"Unable to open a connection to X. Check your DISPLAY environment variable and make sure that you have enabled X. If you are running remotely, make sure that you have a remote connection which will allow an X connection.
No problems here either; one machine running native Steam, one running through wine.
I have not updated through any repository, but the clients have been ‘automatically’ updated in both cases.
Just a wild guess:
There was an update to xorg-x11-server recently, this will break the nvidia driver if you installed it “the hard way” (by downloading and running the .run file from the nvidia homepage).
If that’s how you installed it, you have to re-install it after any update to Mesa-libGL1 and xorg-x11-server, as the nvidia driver replaces parts of those with its own versions.
Maybe this causes your issue?
Try re-installing the driver.
To check whether the driver is working, install “Mesa-demo-x” and run:
I do noticed that after installing Steam appeared two new kernel choices on grub: 3.11.10-7 & 3.11.6-4. I booted with each one of them and same error issued sadly
Could be it?
I have been running into this issue as well. After many years of trouble shooting i think i might have and idea why it isn’t working for me and why none of the resolutions on this post work with the exception of xhost +; steam.
First thin first is when i open steam on some of my machines, in the most recent case a Thinkpad T400, I get the error where steam cannot open a connection to X. Everything else works fine and running
echo $DISPLAY
reveals
:0.0
. GLXgears works as do a few other programs from the Games and Packman repository.
So it just dawned on me… Xhost… Xhost might have some tie to the localhost. Next story
On most of my Linux installs i change the hostname to something i can remember, usually something cheeky like “pornbox” or something else i can remember easly when SSHing into the machine or doing VNC. Now on Suse based installs i usually change the hostname via Yast>Network . Sadly it dawned on me i usually do this AFTER i set up steam.
Hence my hypothesis that Steam is looking for the Xhost on the local host using the default random one the suse installer chooses automatically like “linux_1723gsaeywv”. Since that got changed Steam cannot find the display because the localhost as it knows it cannot be found.
Installing and reinstalling steam doesn’t function in fixing this. and in the case of one machine (thinkpad T400) if i do the xhost+; steam i get the now notorious line 713 error. On my Poweredge with nvidia as well as some other thinkpads and various machines once i did the xhost +; steam , everything worked fine and normally after a reboot.

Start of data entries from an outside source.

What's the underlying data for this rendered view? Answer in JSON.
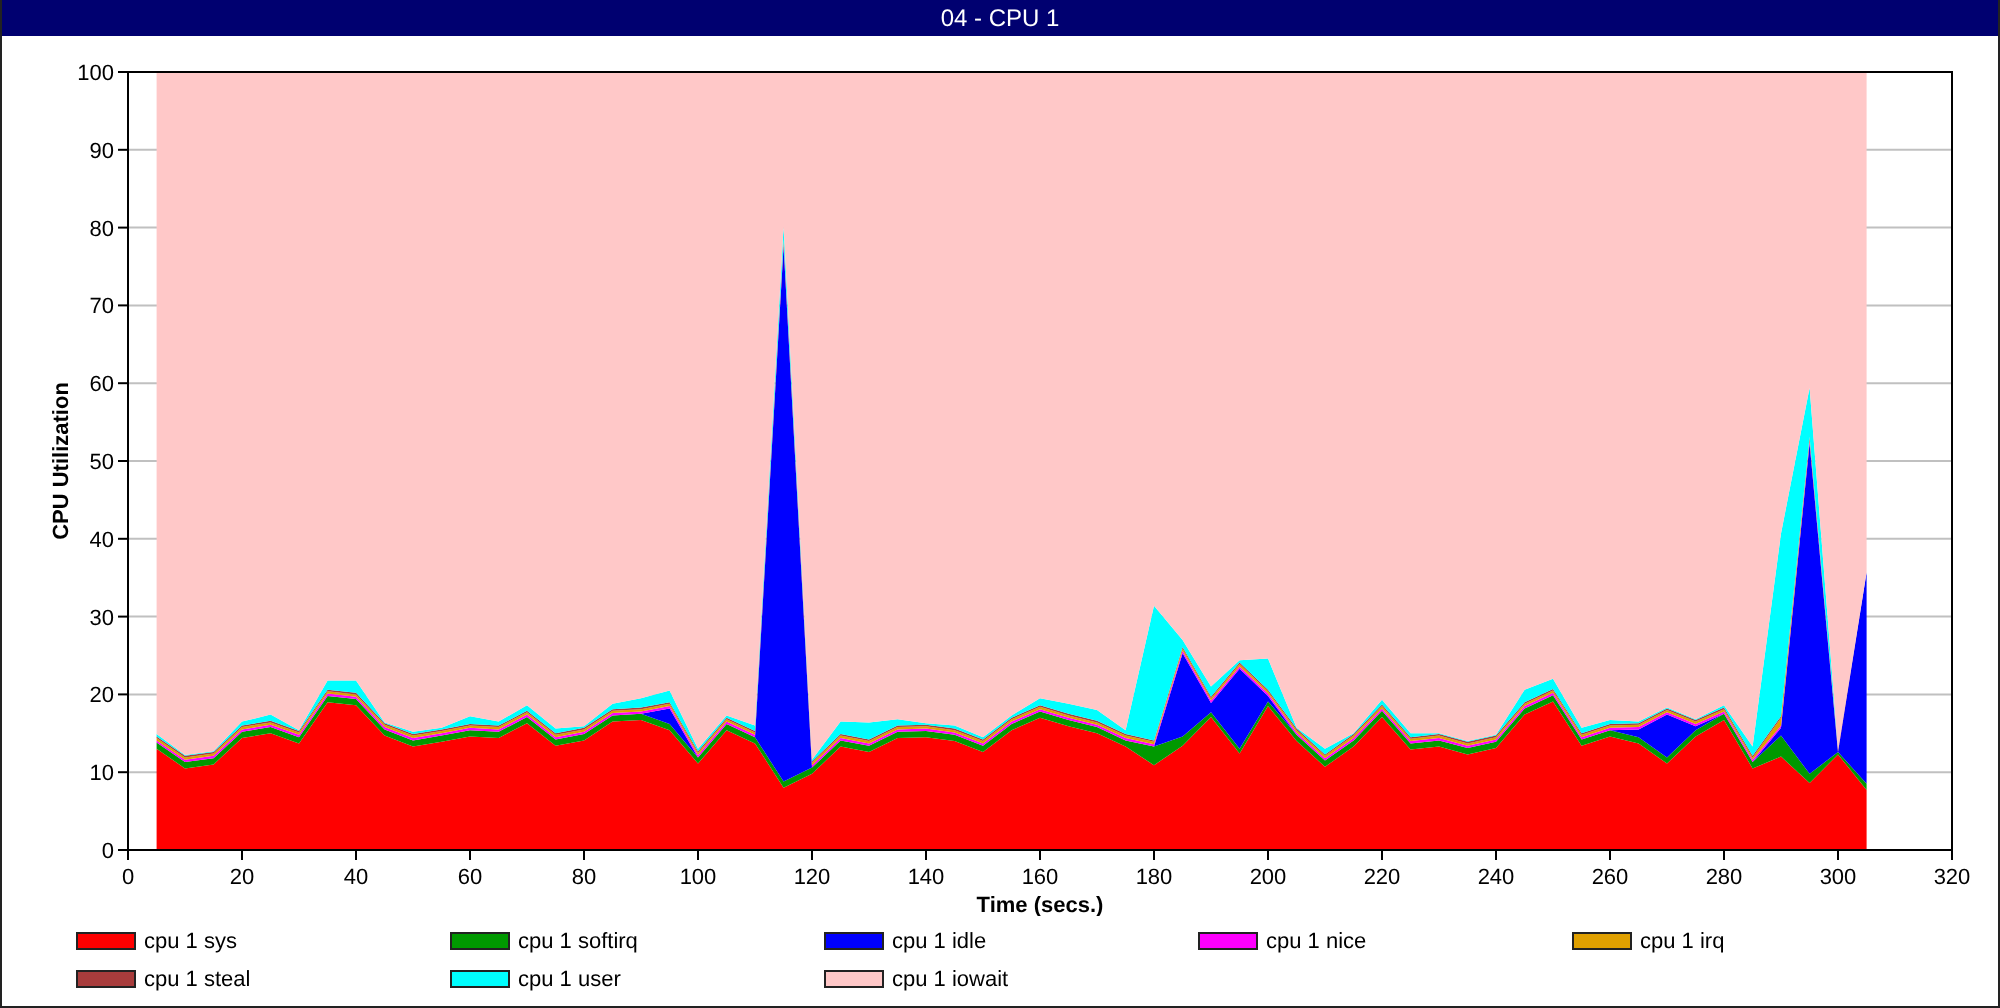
{
  "window": {
    "title": "04 - CPU 1"
  },
  "chart_data": {
    "type": "area",
    "stacked": true,
    "grid": true,
    "xlabel": "Time (secs.)",
    "ylabel": "CPU Utilization",
    "xlim": [
      0,
      320
    ],
    "ylim": [
      0,
      100
    ],
    "xticks": [
      0,
      20,
      40,
      60,
      80,
      100,
      120,
      140,
      160,
      180,
      200,
      220,
      240,
      260,
      280,
      300,
      320
    ],
    "yticks": [
      0,
      10,
      20,
      30,
      40,
      50,
      60,
      70,
      80,
      90,
      100
    ],
    "x": [
      5,
      10,
      15,
      20,
      25,
      30,
      35,
      40,
      45,
      50,
      55,
      60,
      65,
      70,
      75,
      80,
      85,
      90,
      95,
      100,
      105,
      110,
      115,
      120,
      125,
      130,
      135,
      140,
      145,
      150,
      155,
      160,
      165,
      170,
      175,
      180,
      185,
      190,
      195,
      200,
      205,
      210,
      215,
      220,
      225,
      230,
      235,
      240,
      245,
      250,
      255,
      260,
      265,
      270,
      275,
      280,
      285,
      290,
      295,
      300,
      305
    ],
    "series": [
      {
        "name": "cpu 1 sys",
        "color": "#ff0000",
        "values": [
          13,
          10.5,
          11,
          14.4,
          15,
          13.7,
          19,
          18.6,
          14.7,
          13.3,
          13.9,
          14.6,
          14.4,
          16.3,
          13.4,
          14.1,
          16.5,
          16.7,
          15.4,
          11.1,
          15.4,
          13.7,
          8,
          9.8,
          13.3,
          12.6,
          14.4,
          14.5,
          14,
          12.6,
          15.4,
          17,
          15.9,
          15,
          13.3,
          10.9,
          13.4,
          17.1,
          12.4,
          18.5,
          14,
          10.7,
          13.3,
          17.1,
          12.9,
          13.3,
          12.3,
          13.1,
          17.4,
          19.1,
          13.4,
          14.6,
          13.7,
          11.1,
          14.6,
          16.7,
          10.5,
          12,
          8.6,
          12.3,
          7.7
        ]
      },
      {
        "name": "cpu 1 softirq",
        "color": "#009900",
        "values": [
          0.8,
          0.8,
          0.8,
          0.8,
          0.8,
          0.8,
          0.8,
          0.8,
          0.8,
          0.8,
          0.8,
          0.8,
          0.8,
          0.8,
          0.8,
          0.8,
          0.8,
          0.8,
          0.8,
          0.8,
          0.8,
          0.8,
          0.8,
          0.8,
          0.8,
          0.8,
          0.8,
          0.8,
          0.8,
          0.8,
          0.8,
          0.8,
          0.8,
          0.8,
          0.8,
          2.4,
          1.2,
          0.6,
          0.6,
          0.6,
          0.8,
          0.8,
          0.8,
          0.8,
          0.8,
          0.8,
          0.8,
          0.8,
          0.8,
          0.8,
          0.8,
          0.8,
          0.8,
          0.8,
          0.8,
          0.8,
          0.8,
          2.7,
          1.2,
          0.3,
          0.8
        ]
      },
      {
        "name": "cpu 1 idle",
        "color": "#0000ff",
        "values": [
          0,
          0,
          0,
          0,
          0,
          0,
          0,
          0,
          0,
          0,
          0,
          0,
          0,
          0,
          0,
          0,
          0,
          0,
          2,
          0,
          0,
          0,
          68.8,
          0,
          0,
          0,
          0,
          0,
          0,
          0,
          0,
          0,
          0,
          0,
          0,
          0,
          10.7,
          1.2,
          10.3,
          0.7,
          0,
          0,
          0,
          0,
          0,
          0,
          0,
          0,
          0,
          0,
          0,
          0,
          1,
          5.5,
          0.5,
          0,
          0,
          1,
          42.5,
          0,
          27.2
        ]
      },
      {
        "name": "cpu 1 nice",
        "color": "#ff00ff",
        "values": [
          0.3,
          0.3,
          0.3,
          0.3,
          0.3,
          0.3,
          0.3,
          0.3,
          0.3,
          0.3,
          0.3,
          0.3,
          0.3,
          0.3,
          0.3,
          0.3,
          0.3,
          0.3,
          0.3,
          0.3,
          0.3,
          0.3,
          0.3,
          0.3,
          0.3,
          0.3,
          0.3,
          0.3,
          0.3,
          0.3,
          0.3,
          0.3,
          0.3,
          0.3,
          0.3,
          0.3,
          0.3,
          0.3,
          0.3,
          0.3,
          0.3,
          0.3,
          0.3,
          0.3,
          0.3,
          0.3,
          0.3,
          0.3,
          0.3,
          0.3,
          0.3,
          0.3,
          0.3,
          0.3,
          0.3,
          0.3,
          0.3,
          0.3,
          0.3,
          0.1,
          0
        ]
      },
      {
        "name": "cpu 1 irq",
        "color": "#e0a000",
        "values": [
          0.3,
          0.3,
          0.3,
          0.3,
          0.3,
          0.3,
          0.3,
          0.3,
          0.3,
          0.3,
          0.3,
          0.3,
          0.3,
          0.3,
          0.3,
          0.3,
          0.3,
          0.3,
          0.3,
          0.3,
          0.3,
          0.3,
          0.3,
          0.3,
          0.3,
          0.3,
          0.3,
          0.3,
          0.3,
          0.3,
          0.3,
          0.3,
          0.3,
          0.3,
          0.3,
          0.3,
          0.3,
          0.3,
          0.3,
          0.3,
          0.3,
          0.3,
          0.3,
          0.3,
          0.3,
          0.3,
          0.3,
          0.3,
          0.3,
          0.3,
          0.3,
          0.3,
          0.3,
          0.3,
          0.3,
          0.3,
          0.3,
          1,
          0.3,
          0.1,
          0
        ]
      },
      {
        "name": "cpu 1 steal",
        "color": "#a83c3c",
        "values": [
          0.2,
          0.2,
          0.2,
          0.2,
          0.2,
          0.2,
          0.2,
          0.2,
          0.2,
          0.2,
          0.2,
          0.2,
          0.2,
          0.2,
          0.2,
          0.2,
          0.2,
          0.2,
          0.2,
          0.2,
          0.2,
          0.2,
          0.2,
          0.2,
          0.2,
          0.2,
          0.2,
          0.2,
          0.2,
          0.2,
          0.2,
          0.2,
          0.2,
          0.2,
          0.2,
          0.2,
          0.2,
          0.2,
          0.2,
          0.2,
          0.2,
          0.2,
          0.2,
          0.2,
          0.2,
          0.2,
          0.2,
          0.2,
          0.2,
          0.2,
          0.2,
          0.2,
          0.2,
          0.2,
          0.2,
          0.2,
          0.2,
          0.2,
          0.2,
          0.1,
          0
        ]
      },
      {
        "name": "cpu 1 user",
        "color": "#00ffff",
        "values": [
          0.3,
          0.1,
          0.1,
          0.5,
          0.8,
          0.1,
          1.2,
          1.6,
          0.1,
          0.3,
          0.2,
          1.0,
          0.5,
          0.7,
          0.6,
          0.2,
          0.7,
          1.2,
          1.5,
          0.3,
          0.3,
          0.7,
          1.7,
          0.2,
          1.6,
          2.2,
          0.8,
          0.2,
          0.4,
          0.3,
          0.3,
          0.9,
          1.3,
          1.4,
          0.5,
          17.3,
          0.9,
          1.3,
          0.3,
          4,
          0.1,
          0.7,
          0.1,
          0.6,
          0.5,
          0.1,
          0.1,
          0.1,
          1.6,
          1.3,
          0.7,
          0.5,
          0.2,
          0.1,
          0.1,
          0.3,
          1.2,
          23.5,
          6.3,
          0,
          0
        ]
      },
      {
        "name": "cpu 1 iowait",
        "color": "#ffc8c8",
        "values": [
          85.1,
          87.8,
          87.3,
          83.5,
          82.6,
          84.6,
          78.2,
          78.2,
          83.6,
          84.8,
          84.3,
          82.8,
          83.5,
          81.4,
          84.4,
          84.1,
          81.2,
          80.5,
          79.5,
          87,
          82.7,
          84,
          19.9,
          88.4,
          83.5,
          83.6,
          83.2,
          83.7,
          84,
          85.5,
          82.7,
          80.5,
          81.2,
          82,
          84.6,
          68.6,
          73,
          79,
          75.6,
          75.4,
          84.3,
          87,
          85,
          80.7,
          85,
          85,
          86,
          85.2,
          79.4,
          78,
          84.3,
          83.3,
          83.5,
          81.7,
          83.2,
          81.4,
          86.7,
          59.3,
          40.6,
          87.1,
          64.3
        ]
      }
    ]
  }
}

Could it be that the YAST>NETWORK changes the hostname in /etc/hostname but doesnt add it to /etc/hosts?
Will need to experiment with this some more before posting a bug report, if there is one.
=_=# Well that didnt work. My hypothesis might be wrong. Added the line in /etc/hosts as follows using that cheeky example made in the previous post.
127.x.x.x localhost 127.x.x.x pornbox
Now after a reboot or two and letting some programs like dolphin acclimate to the changes, steam still cannot find a connection to X on my Thinkpad T400. Back to 1² (square one for you non-math humored people ~_0).